LOS ANGELES (Los Angeles Times/TNS/Hamodia) — Law enforcement officers descended on Stanford University on Wednesday morning and arrested 13 anti-Israel activists who occupied President Richard Saller’s office on the last day of spring classes, vowing they would not leave until administrators met their demands to divest from Israel.

At around 6 a.m., a small group of students and alumni entered Saller’s office on the main quad. After barricading themselves inside, they named the building “Dr. Adnan’s office” in honor of Dr. Adnan al-Bursh, a Palestinian surgeon arrested during the IDF’s raid on al-Shifa hospital last year. Al-Bursh had posted messages to social media in support of the Oct. 7 massacre, wrote of terroristic “martyrdom” and has been photographed together with Hamas leader Ismail Haniyeh. Al-Bursh died in April in an Israeli detention facility.

The occupation lasted about an hour and a half. At around 7:30 a.m. — as protesters outside were chanting, law enforcement officers broke open a door with a crowbar and entered the building. The university said the building has been cleared.

By 8 a.m., police from the Santa Clara Sheriff’s Office and Stanford University Dept. of Public Safety had cleared the building of protesters. Stanford University announced that 13 students were arrested.

According to a Stanford Daily reporter on the scene, an injured Stanford University Dept. of Public Safety deputy was taken out of the building on a stretcher.

“THE STUDENT INT1FADA IS GROWING,” anti-Israel group Liberate Stanford wrote in a statement on social media as the building was occupied, intentionally spelling “intifada” with a numerical 1, apparently to avoid anti-terrorism filters used by social media companies. Intifada in the context of the Israeli-Palestinian issue refers to waves of terrorism targeting Jewish civilians over several decades. “We refuse to leave until Stanford Administration and the Stanford Board of Trustees meet our demands and take action to address their role in enabling and profiting from the ongoing genocide (sic) in Gaza.”

About 50 students — most wearing black with their faces wrapped in kaffiyehs, scarves associated with Palestinian terrorism — linked arms and surrounded the building in solidarity with the occupying students.

In a statement, the university said the activists “unlawfully entered” the building that houses the offices of the president and provost.

“There has been extensive damage to the interior and exterior of the building. No other campus operations have been affected at this time,” the statement said.

The university did not respond to a request for information about an injured law enforcement officer.

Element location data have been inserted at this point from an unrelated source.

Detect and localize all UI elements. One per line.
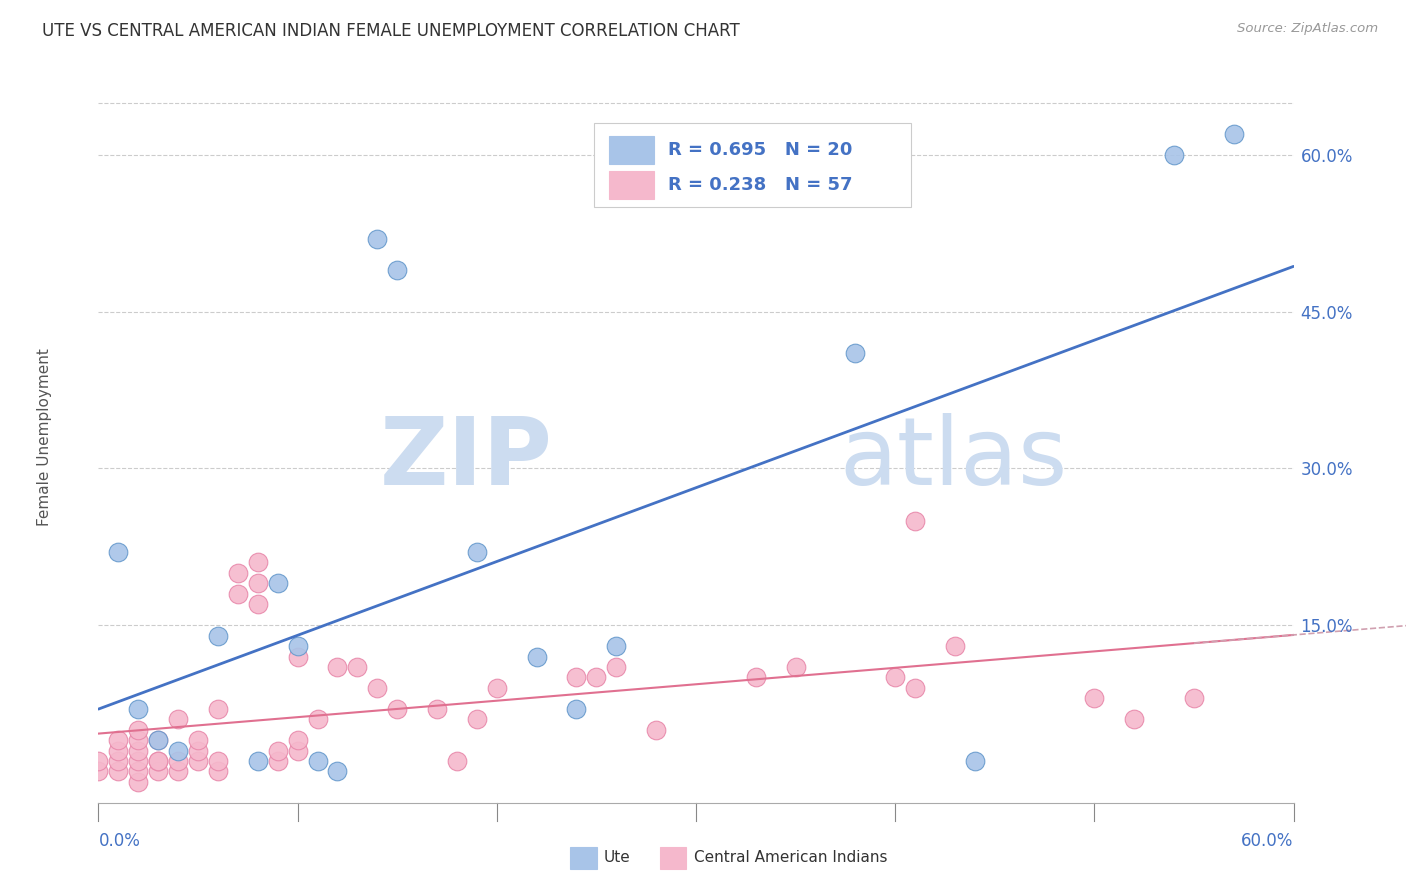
Point [585,670,607,684]
Point [148,764,170,779]
Point [785,660,807,674]
Point [366,681,388,695]
Point [565,702,588,716]
Point [267,754,290,768]
Point [645,723,668,737]
Point [565,670,588,684]
Text: Ute: Ute [605,850,631,865]
Point [287,733,309,747]
Point [307,754,329,768]
Point [148,733,170,747]
Point [904,681,927,695]
Point [167,712,190,726]
Point [267,576,290,591]
Point [1182,691,1205,706]
Bar [661,847,686,869]
Text: R = 0.695   N = 20: R = 0.695 N = 20 [668,141,853,160]
Point [187,743,209,757]
Point [465,712,488,726]
Point [127,754,149,768]
Point [127,723,149,737]
Text: atlas: atlas [839,413,1067,505]
Point [127,702,149,716]
Point [745,670,768,684]
Point [326,660,349,674]
Point [1083,691,1105,706]
Text: Source: ZipAtlas.com: Source: ZipAtlas.com [1237,22,1378,36]
Point [307,712,329,726]
Point [226,587,249,601]
Point [107,545,129,559]
Point [148,754,170,768]
Point [605,639,627,653]
Point [884,670,907,684]
Point [526,649,548,664]
Point [127,764,149,779]
Point [1222,127,1246,141]
Point [366,231,388,245]
Bar [609,171,654,199]
Point [346,660,368,674]
Point [287,639,309,653]
Point [904,514,927,528]
Point [127,775,149,789]
Bar [609,136,654,164]
Point [246,754,269,768]
Point [167,754,190,768]
Point [207,702,229,716]
Point [246,556,269,570]
Point [226,566,249,580]
Point [485,681,508,695]
Point [426,702,449,716]
Point [465,545,488,559]
Point [1123,712,1146,726]
Point [87,754,110,768]
Text: UTE VS CENTRAL AMERICAN INDIAN FEMALE UNEMPLOYMENT CORRELATION CHART: UTE VS CENTRAL AMERICAN INDIAN FEMALE UN… [42,22,740,40]
Point [246,597,269,611]
Point [605,660,627,674]
Point [187,754,209,768]
Point [844,346,866,360]
Point [127,743,149,757]
FancyBboxPatch shape [595,122,911,207]
Point [287,649,309,664]
Point [107,754,129,768]
Point [207,754,229,768]
Point [107,764,129,779]
Point [127,733,149,747]
Point [148,754,170,768]
Text: Central American Indians: Central American Indians [693,850,887,865]
Point [207,764,229,779]
Point [246,576,269,591]
Point [287,743,309,757]
Point [107,743,129,757]
Point [446,754,468,768]
Point [148,733,170,747]
Text: 60.0%: 60.0% [1241,832,1294,850]
Text: 0.0%: 0.0% [98,832,141,850]
Point [1163,148,1185,162]
Point [963,754,986,768]
Bar [571,847,596,869]
Point [326,764,349,779]
Point [167,764,190,779]
Text: R = 0.238   N = 57: R = 0.238 N = 57 [668,176,853,194]
Point [207,629,229,643]
Text: ZIP: ZIP [380,413,553,505]
Point [167,743,190,757]
Point [943,639,966,653]
Point [107,733,129,747]
Point [87,764,110,779]
Point [385,702,409,716]
Text: Female Unemployment: Female Unemployment [37,348,52,526]
Point [187,733,209,747]
Point [267,743,290,757]
Point [385,263,409,277]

The protesters — who call themselves an autonomous group of students unaffiliated with any official student group — are calling on Stanford to add the divestment bill submitted by Stanford Against Apartheid in Palestine to the next Board of Trustees meeting, with a recommendation by Saller to support the bill, disclose finances from fiscal year 2022, and drop all disciplinary and criminal charges against pro-Palestinian students.

“If these demands are met, we will leave your office, President Saller,” an activist wearing sunglasses, a mask and a kaffiyeh said as she sat at a wooden desk inside the building in a video posted to social media by Liberate Stanford.

Divisions swiftly emerged among the protesters after the university’s historic main quad was spray painted and vandalized with slogans such as “Death to Israel,” “Kill cops” and obscene remarks about murdering police.

In a statement, Liberate Stanford condemned activists who they claimed “took it upon themselves to spray paint or vandalize the outside of these buildings.” The organization did not, however, denounce the content of the messages.

The occupation comes after months of protests and negotiations between Stanford officials and anti-Israel activists. Last year, protesters set up a sprawling encampment, Sit-in to Stop Genocide, in White Plaza, which became the longest sit-in in Stanford history, until administrators enforced a camping ban in February due to safety concerns.

In April, activists set up another encampment in White Plaza. On May 20, a small group of demonstrators attempted to occupy a mechanical engineering building, blocking entryways with barricades and furniture. Saller told the faculty senate that students involved in that occupation faced “immediate suspension and the inability to participate in commencement” and may be subject to criminal charges.